Author: Anonymous
Title: Through the Fire
Characters/Pairings: Draco
Rating: PG
Warnings: Talk of Death and Murder and Torture
Word Count: 812
Prompt: 13. Gen. Draco in the midst of the Fiendfyre. (by
tarklovishki)
Notes: /
It had started with Crabbe trying to kill Potter, even though he denied it. It hadn’t taken Draco long to realize that he didn’t stand for killing and even though he detested Potter he couldn’t stand to see him killed before him, especially not in the service of the monster that was keeping him so thoroughly captive without the use of any spells.
Draco’s plan had been to go out of his way to not find Potter. What business had Potter at the Room of Requirement during a battle? But no, there had to be something there, something important. Perhaps it was good. Perhaps it was something he could use to free himself and more importantly his parents from this Nightmare.
Then Crabbe had gotten out of hand. Running wildly with this lust for murder, a new hunger woken in his old friend, one of many that came with the war. He didn’t know Crabbe anymore. This was terrifying sludge, an echo of what The Dark Lord wanted of him; only in Draco, he’d have a true Slytherin, not just ambitious but truly cunning.
Draco repressed a scream at the thought. He barely registered that he was hiding, cowering from the Mudblood. He was focused on something else: on Loyal Draco, Bloodthirsty Loyal Draco. He couldn’t be that, no matter what price The Dark Lord would take out in his parents flesh.
He learned long ago that The Dark Lord wouldn’t kill them and risk his hold over Draco, just as he wouldn’t kill Draco and risk his hold over Draco’s parents. Draco had felt the dagger slice his skin and the grinding crush of his bones while under the power of the Cruciatus Curse, every fiber of him hot with pain like The Dark Lord was trying to burn him away.
He could still feel it. The fire. It was hot, hotter than the pyres they used to burn muggle bodies and the stench of it was greater, too, but he couldn’t help but feeling that it would burn like ice. Then the Mudblood screamed and he realized that damn Crabbe had summoned cursed fire and that they were all going to die.
He could feel himself melting, wondered if they would find the body. He knew if they did The Dark Lord would gloat over it and his mother’s tears. He grabbed Goyle’s hand, poor sweet Goyle, who wasn’t the smartest person in the world, but he wasn’t cruel with it either. He just had a better sense of self preservation than Draco.
“Just do as he says, Draco.” He’d told him. “You’re being too smart for your own good. Don’t think.”

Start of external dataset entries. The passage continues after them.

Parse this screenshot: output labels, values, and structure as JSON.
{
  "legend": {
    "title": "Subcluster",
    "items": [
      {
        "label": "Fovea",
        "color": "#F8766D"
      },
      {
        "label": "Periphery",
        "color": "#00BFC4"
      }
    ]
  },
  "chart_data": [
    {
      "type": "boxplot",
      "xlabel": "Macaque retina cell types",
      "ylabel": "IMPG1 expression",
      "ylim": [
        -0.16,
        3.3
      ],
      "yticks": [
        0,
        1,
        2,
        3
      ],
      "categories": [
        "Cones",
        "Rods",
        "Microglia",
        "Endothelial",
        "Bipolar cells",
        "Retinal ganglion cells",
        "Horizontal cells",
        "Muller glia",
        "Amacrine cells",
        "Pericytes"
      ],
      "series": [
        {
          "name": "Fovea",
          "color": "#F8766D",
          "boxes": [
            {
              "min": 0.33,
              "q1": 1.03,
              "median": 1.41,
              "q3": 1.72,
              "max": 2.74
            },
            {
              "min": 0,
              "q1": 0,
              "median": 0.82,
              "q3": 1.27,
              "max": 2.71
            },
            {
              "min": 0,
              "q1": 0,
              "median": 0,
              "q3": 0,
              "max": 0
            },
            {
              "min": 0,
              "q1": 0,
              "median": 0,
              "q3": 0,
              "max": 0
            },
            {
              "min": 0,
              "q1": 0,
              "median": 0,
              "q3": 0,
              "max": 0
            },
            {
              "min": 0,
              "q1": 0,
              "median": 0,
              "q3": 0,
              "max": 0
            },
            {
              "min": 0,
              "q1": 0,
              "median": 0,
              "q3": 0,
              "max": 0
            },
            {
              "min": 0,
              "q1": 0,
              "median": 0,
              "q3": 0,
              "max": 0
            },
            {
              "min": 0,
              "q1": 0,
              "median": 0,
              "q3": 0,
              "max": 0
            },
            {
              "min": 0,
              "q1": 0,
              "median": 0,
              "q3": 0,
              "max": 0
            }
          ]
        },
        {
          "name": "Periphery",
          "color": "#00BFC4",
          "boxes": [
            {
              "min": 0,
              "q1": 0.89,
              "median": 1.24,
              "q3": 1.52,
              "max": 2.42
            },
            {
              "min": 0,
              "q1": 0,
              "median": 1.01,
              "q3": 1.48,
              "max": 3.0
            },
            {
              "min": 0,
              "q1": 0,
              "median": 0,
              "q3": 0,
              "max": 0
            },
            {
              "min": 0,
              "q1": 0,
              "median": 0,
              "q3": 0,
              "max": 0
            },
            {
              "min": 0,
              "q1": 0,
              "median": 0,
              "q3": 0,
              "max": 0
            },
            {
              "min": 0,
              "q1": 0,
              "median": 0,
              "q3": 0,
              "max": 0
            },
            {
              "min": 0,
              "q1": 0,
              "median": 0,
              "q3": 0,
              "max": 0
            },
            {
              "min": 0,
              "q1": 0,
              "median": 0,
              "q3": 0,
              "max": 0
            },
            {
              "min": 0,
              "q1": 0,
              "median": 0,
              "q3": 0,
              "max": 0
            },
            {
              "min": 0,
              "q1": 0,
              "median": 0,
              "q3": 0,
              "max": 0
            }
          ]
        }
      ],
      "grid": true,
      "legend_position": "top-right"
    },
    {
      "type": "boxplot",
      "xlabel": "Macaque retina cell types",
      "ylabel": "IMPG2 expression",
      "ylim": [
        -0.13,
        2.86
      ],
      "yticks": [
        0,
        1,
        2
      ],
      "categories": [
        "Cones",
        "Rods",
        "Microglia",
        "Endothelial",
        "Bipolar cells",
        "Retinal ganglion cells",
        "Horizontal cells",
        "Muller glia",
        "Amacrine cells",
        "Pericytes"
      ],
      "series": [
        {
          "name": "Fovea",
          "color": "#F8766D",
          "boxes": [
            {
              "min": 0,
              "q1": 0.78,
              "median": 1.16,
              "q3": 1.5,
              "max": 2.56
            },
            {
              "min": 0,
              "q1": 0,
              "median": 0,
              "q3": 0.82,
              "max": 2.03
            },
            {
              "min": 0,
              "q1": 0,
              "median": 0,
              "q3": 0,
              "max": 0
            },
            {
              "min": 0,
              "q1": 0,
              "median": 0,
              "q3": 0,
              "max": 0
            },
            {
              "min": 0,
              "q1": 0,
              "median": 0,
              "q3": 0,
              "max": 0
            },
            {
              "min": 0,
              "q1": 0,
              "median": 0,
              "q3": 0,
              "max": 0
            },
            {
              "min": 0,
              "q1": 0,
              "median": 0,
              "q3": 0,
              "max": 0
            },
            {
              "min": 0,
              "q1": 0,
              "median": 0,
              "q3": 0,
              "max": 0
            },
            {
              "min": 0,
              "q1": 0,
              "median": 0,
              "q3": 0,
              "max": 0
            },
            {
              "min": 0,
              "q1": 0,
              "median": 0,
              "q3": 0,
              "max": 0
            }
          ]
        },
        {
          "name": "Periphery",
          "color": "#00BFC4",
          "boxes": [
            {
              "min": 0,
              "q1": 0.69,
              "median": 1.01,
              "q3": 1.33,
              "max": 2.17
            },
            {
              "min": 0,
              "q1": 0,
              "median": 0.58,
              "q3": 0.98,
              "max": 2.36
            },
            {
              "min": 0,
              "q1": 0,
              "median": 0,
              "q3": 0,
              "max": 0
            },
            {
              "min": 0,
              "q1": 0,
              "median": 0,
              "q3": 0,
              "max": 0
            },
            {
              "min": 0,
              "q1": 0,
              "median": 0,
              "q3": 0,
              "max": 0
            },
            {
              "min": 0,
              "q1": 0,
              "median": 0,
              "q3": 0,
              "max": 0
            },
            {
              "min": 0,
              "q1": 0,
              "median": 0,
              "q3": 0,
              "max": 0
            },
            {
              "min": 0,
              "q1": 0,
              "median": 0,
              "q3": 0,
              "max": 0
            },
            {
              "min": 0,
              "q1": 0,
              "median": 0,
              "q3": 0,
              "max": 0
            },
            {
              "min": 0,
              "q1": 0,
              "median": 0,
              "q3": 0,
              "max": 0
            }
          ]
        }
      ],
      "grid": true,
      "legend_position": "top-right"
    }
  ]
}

And so he didn’t. He tried in vain to keep up with the three Gryffindor heroes, but he’d been inside all year, with numerous pairs of close sinister eyes watching his every move, as well as two pairs of stiflingly loving ones. His indoor legs couldn’t beat the fire closing in front of him.
Oh, Merlin, he could feel himself melting in this heat and the ice hot flames were encroaching and his sweat stung boiling off his skin. And Goyle was there gasping in the choke of smoke, eyes already looking hazy through grey grit of air around them, or maybe that was Draco’s eyes looking hazily through the grey grit of air in between them.
Fire on all sides, but he couldn’t give in. He dragged Goyle up a pile of old lost things. Hoping, wishing, praying, all desperately for a rescue, and Goyle wouldn’t open his eyes anymore and wasn’t moving, and they were going to die. He could feel himself melting.
Then Potter was there, and there was some hope as they flew out of the flames, and of course, Potter, always so good on a broom, would risk everything for a shiny trinket, and Potter always so good on a broom managed it, in a way Draco knew would have gotten them both killed if it were the other way around.
The fresh air stung his skin and eyes and made his lungs reject everything he had breathed in, every bit of smoke darkened spit he swallowed. His eyes stung and he wept and wretched and wept for an old friend who had died long before his body.
He tried to explain, but they didn’t understand. The would never understand. They hadn’t been there. They didn’t know what it was like to realize that someone you cared about had so much darkness inside, was so willing to harm. You’d never known fear until someone you knew your whole life was giddy with murder and you could see that light in their eyes, so like his Aunty Bella.
They saved him, but he could see they didn’t understand. He hadn’t either until this moment. If the fire had claimed him, he would have been free.